On one of our Fridays, Bev wore a necklace that she told us was made of rose beads. I had never heard of these before but Cathryn said she would give me a recipe. I have to pass it on to you as I don’t have rose bushes in my yard.
Gather roses on a clear morning after the dew has left them. Choose those with the sweetest fragrance. Pick them at their peak before they begin to fade. Carefully pull off petals, discarding seeds, stems and leaves. If necessary, gently roll petals in a towel to take up any moisture.
Put petals through a food chopper 3-4 times using the finest blade. Place in an iron skillet (you must use iron to turn petals black). Cover and refrigerate for 24 hours stirring occasionally to get even blackening. Run the petals through the food chopper again 3-4 times. Use at once or store in a covered container in the refrigerator (may keep up to two weeks).

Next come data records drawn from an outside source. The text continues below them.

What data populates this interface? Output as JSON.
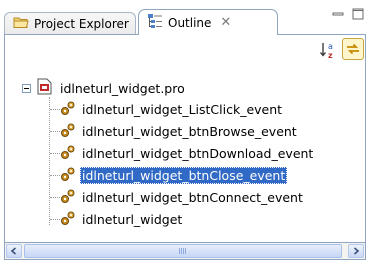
{
  "tabs": [
    {
      "label": "Project Explorer",
      "icon": "folder-icon",
      "active": false
    },
    {
      "label": "Outline",
      "icon": "outline-icon",
      "active": true
    }
  ],
  "window_controls": [
    "minimize-icon",
    "maximize-icon"
  ],
  "toolbar": {
    "sort_icon": "sort-alphabetical-icon",
    "link_icon": "link-with-editor-icon"
  },
  "tree": {
    "root": {
      "label": "idlneturl_widget.pro",
      "icon": "pro-file-icon",
      "expanded": true
    },
    "children": [
      {
        "label": "idlneturl_widget_ListClick_event",
        "icon": "procedure-gear-icon",
        "selected": false
      },
      {
        "label": "idlneturl_widget_btnBrowse_event",
        "icon": "procedure-gear-icon",
        "selected": false
      },
      {
        "label": "idlneturl_widget_btnDownload_event",
        "icon": "procedure-gear-icon",
        "selected": false
      },
      {
        "label": "idlneturl_widget_btnClose_event",
        "icon": "procedure-gear-icon",
        "selected": true
      },
      {
        "label": "idlneturl_widget_btnConnect_event",
        "icon": "procedure-gear-icon",
        "selected": false
      },
      {
        "label": "idlneturl_widget",
        "icon": "procedure-gear-icon",
        "selected": false
      }
    ]
  },
  "colors": {
    "selection": "#3169c6",
    "border": "#8ea4c1",
    "gear": "#c88a1e"
  }
}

To make the beads: work in gloves to avoid staining hands. Take up generous 1/4 teaspoon of pulp. Place in palm of hand. Knead and pack into a smooth round shape. It is best to make 2-3 dozen beads at a time. Keep rest of mixture in refrigerator. Make the beads as uniform as possible. Expect shrinkage of 2/3 to 1/2 original size. Let stand at room temperature for 24 hours. Then run a darning needle through to make holes. If desired put decorative marks with point of scissors. After another day or two, run string through. Let stand until completely dry which takes about a week. To maintain fragrance, keep in airtight container. One dozen roses will give approximately one quart of rose petals and 1/4-1/3 cup of pulp.